Que préconisez-vous pour changer le droit à l’échelle nationale ?
La politique migratoire est conçue comme une politique de sécurité, et donc principalement de gestion des frontières, et non pas comme une politique étrangère. La question de l’asile est réglée par l’Ofpra [Office français de protection des réfugiés et apatrides], et les demandes de séjour par l’Ofii [Office français de l’immigration et de l’intégration] et les préfectures. Je propose de créer un office interministériel auprès du Premier ministre, signifiant ainsi que l’immigration n’est pas seulement une question de police. Nous pourrions imaginer des centres d’accueil décentralisés dans les villes chargés d’assurer l’orientation et l’accès aux droits. Autre mesure : l’instauration d’un visa de circulation. Le contrôle aux frontières existerait toujours mais il se ferait en 48 heures par exemple et sous contrôle d’un juge.
En quoi l’intégration des migrants serait-elle facilitée ?
Il s’agit d’un point majeur car il est aujourd’hui interdit de travailler sans titre de séjour. Il existe par ailleurs une différence entre les demandeurs d’asile et les étrangers qui arrivent sans visa. Les premiers bénéficient d’un statut avec un hébergement, le droit à la complémentaire santé solidaire, et une petite allocation. Ma proposition est d’offrir les mêmes droits à tous. Le droit au travail, le droit à la santé, le droit au logement sont des droits fondamentaux. Si on les octroie dès l’arrivée sur le territoire, les personnes seront plus autonomes et parviendront davantage à s’insérer, plutôt que de créer des poches de pauvreté.
Le contexte actuel ne semble pas favorable à une telle évolution…

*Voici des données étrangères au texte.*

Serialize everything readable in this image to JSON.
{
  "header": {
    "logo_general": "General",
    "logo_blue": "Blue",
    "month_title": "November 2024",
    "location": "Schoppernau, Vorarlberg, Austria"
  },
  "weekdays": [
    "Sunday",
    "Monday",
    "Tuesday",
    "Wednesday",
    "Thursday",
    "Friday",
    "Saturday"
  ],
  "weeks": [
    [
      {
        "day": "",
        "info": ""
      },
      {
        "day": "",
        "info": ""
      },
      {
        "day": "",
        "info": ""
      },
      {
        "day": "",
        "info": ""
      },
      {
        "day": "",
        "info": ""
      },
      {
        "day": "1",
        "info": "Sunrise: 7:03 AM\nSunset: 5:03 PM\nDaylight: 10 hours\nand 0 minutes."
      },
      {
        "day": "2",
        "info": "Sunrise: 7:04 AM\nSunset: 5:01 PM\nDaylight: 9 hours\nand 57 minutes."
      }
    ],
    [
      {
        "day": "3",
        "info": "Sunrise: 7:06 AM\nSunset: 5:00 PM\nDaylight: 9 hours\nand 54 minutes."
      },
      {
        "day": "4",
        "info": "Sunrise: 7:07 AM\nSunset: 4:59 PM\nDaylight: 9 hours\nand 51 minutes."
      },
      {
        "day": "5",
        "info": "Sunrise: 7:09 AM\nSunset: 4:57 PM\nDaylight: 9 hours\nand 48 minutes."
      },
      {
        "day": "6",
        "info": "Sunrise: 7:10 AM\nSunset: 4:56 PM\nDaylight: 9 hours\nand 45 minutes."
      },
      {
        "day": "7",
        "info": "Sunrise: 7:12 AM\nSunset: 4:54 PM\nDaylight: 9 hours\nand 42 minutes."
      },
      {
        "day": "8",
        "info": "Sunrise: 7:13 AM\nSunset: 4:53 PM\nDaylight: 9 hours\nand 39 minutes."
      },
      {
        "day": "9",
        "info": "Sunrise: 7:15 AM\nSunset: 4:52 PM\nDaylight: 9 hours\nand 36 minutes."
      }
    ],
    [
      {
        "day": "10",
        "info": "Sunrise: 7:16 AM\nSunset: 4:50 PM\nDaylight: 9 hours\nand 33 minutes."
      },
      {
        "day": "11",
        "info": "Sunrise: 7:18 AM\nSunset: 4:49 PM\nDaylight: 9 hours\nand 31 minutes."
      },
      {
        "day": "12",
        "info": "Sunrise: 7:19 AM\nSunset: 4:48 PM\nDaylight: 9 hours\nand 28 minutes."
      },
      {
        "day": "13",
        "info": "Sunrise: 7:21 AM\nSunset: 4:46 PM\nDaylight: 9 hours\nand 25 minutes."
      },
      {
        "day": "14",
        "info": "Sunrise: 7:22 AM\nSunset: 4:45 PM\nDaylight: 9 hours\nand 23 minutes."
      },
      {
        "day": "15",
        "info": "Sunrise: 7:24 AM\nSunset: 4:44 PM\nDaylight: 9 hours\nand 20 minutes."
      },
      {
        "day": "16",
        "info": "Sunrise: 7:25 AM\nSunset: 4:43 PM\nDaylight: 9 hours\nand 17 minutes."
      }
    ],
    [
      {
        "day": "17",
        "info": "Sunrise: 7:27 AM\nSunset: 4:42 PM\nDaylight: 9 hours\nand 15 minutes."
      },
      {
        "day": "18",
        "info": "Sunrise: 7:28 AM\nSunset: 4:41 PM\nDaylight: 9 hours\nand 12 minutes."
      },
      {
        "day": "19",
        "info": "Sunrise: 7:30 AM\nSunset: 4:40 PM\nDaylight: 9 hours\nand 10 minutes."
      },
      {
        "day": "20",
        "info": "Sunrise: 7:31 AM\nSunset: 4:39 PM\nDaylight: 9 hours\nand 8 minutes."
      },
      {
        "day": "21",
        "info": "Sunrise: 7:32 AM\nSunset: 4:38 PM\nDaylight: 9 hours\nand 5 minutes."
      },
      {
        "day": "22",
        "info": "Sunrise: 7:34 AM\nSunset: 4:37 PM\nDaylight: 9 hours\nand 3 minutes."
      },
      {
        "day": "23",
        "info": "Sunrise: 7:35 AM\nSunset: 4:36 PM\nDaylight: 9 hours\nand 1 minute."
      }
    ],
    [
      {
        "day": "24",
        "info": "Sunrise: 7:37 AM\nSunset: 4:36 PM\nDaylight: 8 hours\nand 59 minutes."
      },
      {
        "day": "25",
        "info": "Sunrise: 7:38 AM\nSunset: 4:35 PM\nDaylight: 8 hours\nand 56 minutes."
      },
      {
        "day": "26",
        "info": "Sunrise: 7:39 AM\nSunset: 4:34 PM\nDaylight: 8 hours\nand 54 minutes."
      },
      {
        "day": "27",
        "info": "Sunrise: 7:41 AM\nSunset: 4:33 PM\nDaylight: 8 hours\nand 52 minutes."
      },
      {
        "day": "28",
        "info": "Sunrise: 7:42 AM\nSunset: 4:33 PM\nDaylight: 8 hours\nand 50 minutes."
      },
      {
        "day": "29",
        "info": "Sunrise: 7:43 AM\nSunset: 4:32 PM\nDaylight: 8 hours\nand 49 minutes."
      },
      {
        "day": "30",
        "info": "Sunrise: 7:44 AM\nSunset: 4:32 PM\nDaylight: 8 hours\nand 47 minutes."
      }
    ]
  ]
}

J’en suis parfaitement consciente, alors je fais une réponse de juriste : les droits de l’Homme sont des outils d’action politique et sociale permettant l’affirmation de nouveaux droits. Ils se construisent à la base, dans le mouvement de la société, par étapes. Malgré la reconnaissance des droits de l’Homme, pendant longtemps les femmes en tant que citoyennes n’ont pas pu voter. Mais c’est précisément la contradiction entre la reconnaissance de la citoyenneté et l’absence de droit de vote qui a nourri les combats pour la légitimité de ce droit de façon universelle. En ce sens, reconnaître les droits fondamentaux des exilés, c’est leur reconnaître des possibilités d’action collective. Je propose de prendre l’hospitalité comme une boussole qui permettra de construire des réformes futures.